Ladylike look kills midriffs and matching knickers

Guardian, UK
Sept 22 2004

Ladylike look kills midriffs and matching knickers

Jess Cartner-Morley, fashion editor

Julien Macdonald is a natural born show-off. “Do you like my watch?”
he demanded of well-wishers backstage as his show at London fashion
week ended last night, brandishing a David Morris timepiece encrusted
with diamonds. “It’s worth £92,000. I wish I didn’t have to give it
back tomorrow.”
Last season, Macdonald said that his show might be his last in
London, as he was thinking of moving to Milan; he is still
threatening to leave, only now the pull is towards New York. “I love
London to bits but my business isn’t growing. The other designers who
moved away are doing much better than I am. I’m not making enough
money,” he said.

This was always going to be a difficult season for Macdonald. New
York and London fashion weeks have been united in the view that bare
midriffs and bling are out, ladylike dressing is in. Macdonald is not
known for the ladylike look. In fact, his dresses are so short that
many come with matching knickers.

As a compromise, he settled on prom dresses, tiered and
ultra-feminine, with ruffles and sweetheart necklines, but their
stiffness deprived the Macdonald catwalk of its usual raw energy.
Much better were the flowing, poppy-print chiffon evening gowns, and
the finale, a 1930s-style shimmy of silver sequins with £2m worth of
diamonds adorning one shoulder.

The 1930s, along with the 1970s, have been this fashion week’s
favourite retro reference points. Betty Jackson described the
inspiration for yesterday’s show as the “decadent days of the 30s
together with the louche international lifestyles of the 70s”. For
evening, there was a showstopping long, pale column with Art Deco
silver beading, or a glamorous bead and feather-trimmed kaftan.

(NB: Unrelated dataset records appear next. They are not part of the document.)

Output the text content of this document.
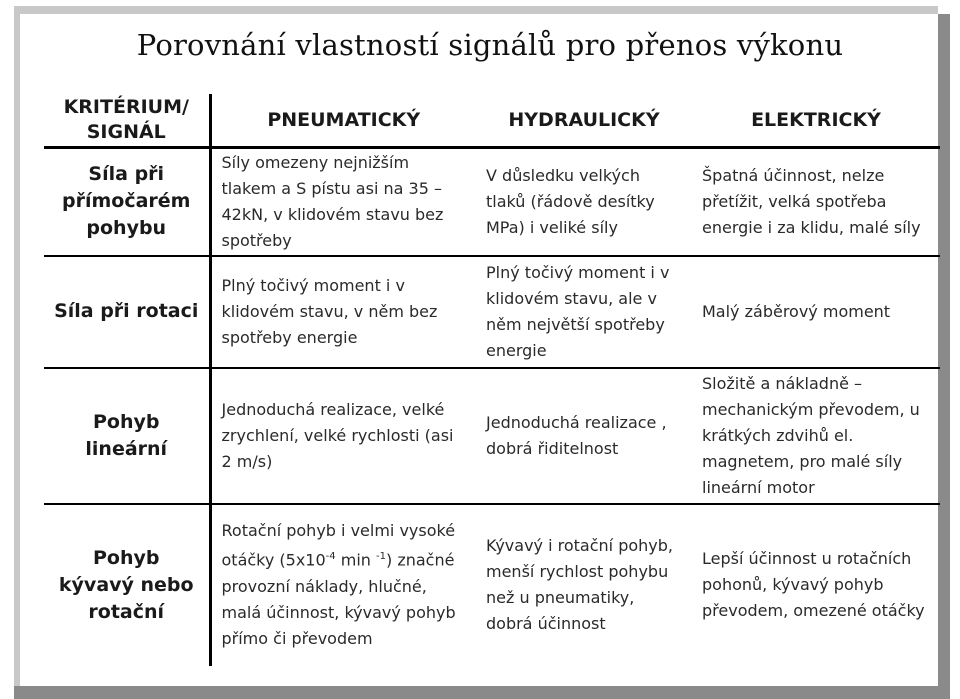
Porovnání vlastností signálů pro přenos výkonu
KRITÉRIUM/ SIGNÁL	PNEUMATICKÝ	HYDRAULICKÝ	ELEKTRICKÝ
Síla při přímočarém pohybu	Síly omezeny nejnižším tlakem a S pístu asi na 35 – 42kN, v klidovém stavu bez spotřeby	V důsledku velkých tlaků (řádově desítky MPa) i veliké síly	Špatná účinnost, nelze přetížit, velká spotřeba energie i za klidu, malé síly
Síla při rotaci	Plný točivý moment i v klidovém stavu, v něm bez spotřeby energie	Plný točivý moment i v klidovém stavu, ale v něm největší spotřeby energie	Malý záběrový moment
Pohyb lineární	Jednoduchá realizace, velké zrychlení, velké rychlosti (asi 2 m/s)	Jednoduchá realizace , dobrá řiditelnost	Složitě a nákladně – mechanickým převodem, u krátkých zdvihů el. magnetem, pro malé síly lineární motor
Pohyb kývavý nebo rotační	Rotační pohyb i velmi vysoké otáčky ($5x10^{-4}$ min $^{-1}$) značné provozní náklady, hlučné, malá účinnost, kývavý pohyb přímo či převodem	Kývavý i rotační pohyb, menší rychlost pohybu než u pneumatiky, dobrá účinnost	Lepší účinnost u rotačních pohonů, kývavý pohyb převodem, omezené otáčky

Earlier in the day, it was the turn of five emerging designers to
stage mini-shows. Unfortunately, most did little to challenge the
stereotype that young London designers’ collections are ugly,
unwearable, and badly presented.

There was a ray of hope, however, in Gardem, the collection by Garen
Demerdijan, a Lebanese Armenian designer who was born in Beirut in
1975 but is now based in Paris. Although yesterday was his first
catwalk show, he has run a small business since 2001, and has been
stocked in the directional London boutique Browns Focus for six
seasons.

Yesterday’s collection had a sophistication of outlook and quality of
execution that set it apart from other young hopefuls. The gently
spiralling seams, restrained colour palette and effective use of
texture – a dress of creamy crumpled silk with smocking at the torso,
a pleated white skirt with a shimmering silver bolero – was
reminiscent of Hussein Chalayan’s London days.